ヒロシ「報道陣が多数押しかけて、近所のお店の人たちはたいそう喜んだそうだよ」
マルぼん「喜び、か。そうだね。町を活性化させるためには、まずはその町の人々が楽しく暮らさなければいけない」
アドバイスマシーン「調べてみたところ、微笑町の年貢は他所よりバカ高いですね。これをなんとかしないと」
ヒロシ「年貢か。お米で直接納めないといけないから大変だよね。うちはパパが金歯のお父さんの靴を舐める仕事をしているから免除されているけど」
マルぼん「まぁ、プライドじゃ腹は膨れんし、そういう仕事もよかと」
アドバイスマシーン「とりあえずこの年貢を引き下げないといけません。やんごとなき人に直訴するか、一揆しかありませんね、こりゃ」
マルぼん「ううん。さすがにそれは…ねえ、ヒロシ?」
ヒロシ「え、ダメなの? 近所の年寄り連中を煽って一揆を決意させて、首謀者の血判状にサインしてきたけど。うちの親父の名義で」
一揆鎮圧の幕府軍が多勢押しかけ、微笑町はにわかに活気付きました。一族郎党連帯責任で、もうさびしくないよ。
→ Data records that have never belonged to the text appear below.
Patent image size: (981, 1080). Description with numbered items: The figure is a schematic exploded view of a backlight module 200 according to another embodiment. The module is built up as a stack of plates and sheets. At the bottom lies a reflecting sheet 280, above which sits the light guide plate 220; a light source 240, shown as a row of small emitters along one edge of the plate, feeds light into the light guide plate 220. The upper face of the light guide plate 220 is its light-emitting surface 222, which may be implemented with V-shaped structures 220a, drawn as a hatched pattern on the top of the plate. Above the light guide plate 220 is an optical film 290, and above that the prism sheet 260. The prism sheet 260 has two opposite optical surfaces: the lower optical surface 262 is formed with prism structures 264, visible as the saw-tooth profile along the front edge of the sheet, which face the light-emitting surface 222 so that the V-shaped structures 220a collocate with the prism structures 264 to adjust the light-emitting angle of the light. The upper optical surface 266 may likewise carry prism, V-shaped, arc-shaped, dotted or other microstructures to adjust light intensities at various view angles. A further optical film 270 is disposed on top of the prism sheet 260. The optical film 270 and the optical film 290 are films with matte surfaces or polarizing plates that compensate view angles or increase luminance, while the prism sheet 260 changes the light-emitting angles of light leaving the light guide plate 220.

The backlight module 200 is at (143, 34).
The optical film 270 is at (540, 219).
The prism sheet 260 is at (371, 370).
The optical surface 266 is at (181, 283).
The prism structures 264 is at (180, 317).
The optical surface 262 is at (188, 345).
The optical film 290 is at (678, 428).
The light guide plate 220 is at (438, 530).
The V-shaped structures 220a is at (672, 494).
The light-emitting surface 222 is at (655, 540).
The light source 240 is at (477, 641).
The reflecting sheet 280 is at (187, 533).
ヒロシ「幕府の鎮圧軍が多数押しかけて、近所のお店の人たちはたいそう喜んだそうだよ」
マルぼん「喜び、か。とりあえず町の住民は置いておいて、新参者が『うわっ。この町、楽しっ!』とか思うような町づくりをしないとねえ」
アドバイスマシーン「楽しいといえば、テーマパーク。微笑町をテーマパークのごとく改造しちまいましょう」
ヒロシ「人気のあるテーマパークを参考にしたほうがいいよね。人気があるといえば、あそこ。世界中に支店のあるあそこ。あそこあそこ」
アドバイスマシーン「面倒だからそのまんまコピーしましょう」
マルぼん「それだ!」
ヒロシ「OK。上空からみたら町があの有名やつの輪郭に見えるように建物の配置を変えたり、町の望まれない人たちにいろいろと注入してあのネズミとかあのアヒルとかにそっくりに改造したり、町の暴走族の乗り物に電飾をヤマほどつけてパレードと偽ったり、町の人々を洗脳して『ここはドリームとマジカルの国』と思い込ましたりと、連日連夜打ち上げられる花火に不満を持つ住民に札束握らしたりと、策をめぐらしたよ」
こうして微笑町にはカップルやら家族連れが多数おしかけ、微笑町は栄えに栄えまくり、最後はあそこに訴えられて払うハメになった賠償金で経済的に破綻し、隣町の薄笑町に吸収合併されたのでした。めでたしめでたし。